*CONTENT WARNING: This article contains mentions of teenage suicidality.*
PROVO (ABC4) – Algorithm can be a scary word, as Brigham Young University computer science professor Quinn Snell admits.
The term, which has since reached a commonplace status in the modern-day lexicon, can conjure up imaginings of intrusive data analysis by artificial intelligence-led supercomputers that can understand human nature better than we as a species understand ourselves.
Snell acknowledges that the expression can be a scary one for many, but when used properly, algorithms can be used to create impactful and positive change in human society.
“When we say algorithm it can throw people off and make people nervous with artificial intelligence and all the hype surrounding that. But what we’re really talking about is, the data is telling us a story,” Quinn explains to ABC4.com. “And we’re just trying to figure out what that story is, and all the program does is try to figure out what that story is.”
The story that Snell and his university cohorts, Associate Dean of the College of Life Sciences Michael Barnes and Public Health professor Carl Hanson, are finding from the data on their latest research involving the use of computer learning; what are the key predictors of suicidal thoughts and behavior among adolescents.
Using a massive amount of data, including surveys from nearly 180,000 Utah junior high and high school students that consisted of 300-plus questions and included 8,000-plus bits of demographic details, the trio, along with help from Johns Hopkins and Harvard researchers, found an algorithm that could predict harmful thoughts and behavior with a stunning 91% accuracy rate.
Hanson feels the findings could and should make a major difference in potential measures and changes to public health that may ultimately be lifesaving.
“We feel there were certain things in our particular analysis that percolated to the top as most important risk factors for suicidal thought and behavior,” Hanson says, noting that suicide is the second leading cause of death for American adolescents. “And it’s those important things that we believe if addressed, could begin to address the ultimate problem of suicide in our communities with adolescents.”
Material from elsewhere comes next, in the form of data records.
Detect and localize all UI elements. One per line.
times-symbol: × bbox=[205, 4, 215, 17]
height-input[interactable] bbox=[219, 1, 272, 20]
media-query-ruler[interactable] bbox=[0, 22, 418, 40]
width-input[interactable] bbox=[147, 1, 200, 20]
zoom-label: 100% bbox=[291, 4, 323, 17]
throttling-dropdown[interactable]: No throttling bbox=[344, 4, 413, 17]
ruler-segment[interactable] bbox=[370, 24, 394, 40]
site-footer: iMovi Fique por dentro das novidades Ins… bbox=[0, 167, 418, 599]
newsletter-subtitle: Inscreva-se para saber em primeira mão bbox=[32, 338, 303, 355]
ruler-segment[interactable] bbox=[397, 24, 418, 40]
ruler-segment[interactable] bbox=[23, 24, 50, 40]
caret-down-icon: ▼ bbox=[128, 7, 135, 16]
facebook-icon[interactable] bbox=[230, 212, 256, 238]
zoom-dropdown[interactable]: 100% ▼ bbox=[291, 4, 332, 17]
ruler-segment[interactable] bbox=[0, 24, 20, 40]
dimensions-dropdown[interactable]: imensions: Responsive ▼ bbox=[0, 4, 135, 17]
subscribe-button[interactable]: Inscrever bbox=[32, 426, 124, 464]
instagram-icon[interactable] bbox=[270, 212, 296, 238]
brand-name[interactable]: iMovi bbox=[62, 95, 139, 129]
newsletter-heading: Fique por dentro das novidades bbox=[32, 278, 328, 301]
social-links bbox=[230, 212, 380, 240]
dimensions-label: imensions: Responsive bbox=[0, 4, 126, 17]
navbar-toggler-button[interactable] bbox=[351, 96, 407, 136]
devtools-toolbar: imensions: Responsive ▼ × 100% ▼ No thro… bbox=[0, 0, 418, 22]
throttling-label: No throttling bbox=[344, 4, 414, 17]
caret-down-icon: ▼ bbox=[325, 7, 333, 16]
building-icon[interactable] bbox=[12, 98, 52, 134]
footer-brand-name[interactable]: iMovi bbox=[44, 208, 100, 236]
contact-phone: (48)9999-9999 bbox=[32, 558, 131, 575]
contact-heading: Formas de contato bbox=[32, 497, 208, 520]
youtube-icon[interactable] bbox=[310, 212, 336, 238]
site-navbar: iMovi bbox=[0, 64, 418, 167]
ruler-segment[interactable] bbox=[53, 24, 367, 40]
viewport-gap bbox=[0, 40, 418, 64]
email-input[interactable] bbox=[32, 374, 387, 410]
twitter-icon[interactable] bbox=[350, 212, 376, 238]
Using the data, the team was able to nail down which risk factors were most impactful and predictable for suicidal thoughts and behavior. The factors could be boiled down into two broad ‘piles’ of interactions for young people; the connections between peers and the connections at home.
While two of the main risk factors that predicted harmful behavior with the highest measure of accuracy were arguments at home and being bullied at school, the most predictable factor of self-harming thoughts or behavior was online harassment or bullying.
Although the researchers were already aware of how dangerous those three environments could be, they were surprised at how severe and predictable online bullying, in-person bullying, and an argumentative home life would be in causing a teenager to consider or act by desperate measures.
“I think we’ve known for a long time, that there are negatives to the online world,” Barnes states. “And obviously, there are positives and there are some good things that are part of that but the ugly side comes out in moments like this. Our results definitely show kind of a glass half empty approach to the online world.”
It goes to show that relationship health, whether online, as many young people experience through social media and other platforms, maybe as important to a person’s overall well-being as any other aspect of health. Barnes imagines a future where data that illustrates that importance leads to an evolution in what healthcare can look like in the future.
“What would a health clinic look like if our focus is on relationships, and not just physiology? It is as important as, not just the food we eat, but the people that we have a chance to be able to enjoy food with,” he projects.
And even though technology may have opened the door to a major problem in the form of online harassment, innovations such as the computer science that found the algorithm may also lead a path to the solution. The convergence of public health, life sciences, and computer learning technologies such as the research that BYU has published relating to adolescent suicide prevention illustrate how different disciplines can work in harmony to create real-world solutions.
Computer science may have a large impact on a better understanding of how to heal and treat the humans living behind the screens and keyboards.
“We’d like to continue working with this data, not just on this, but also looking at other things with this data,” Snell says. “Computational health sciences is our focus those which is looking at ways that the computer science and data analysis can affect our public health.”
If you are contemplating suicide, help is available. The National Suicide Prevention Lifeline is available 24/7 at 1-800-273-8255 or online at suicidepreventionlifeline.org.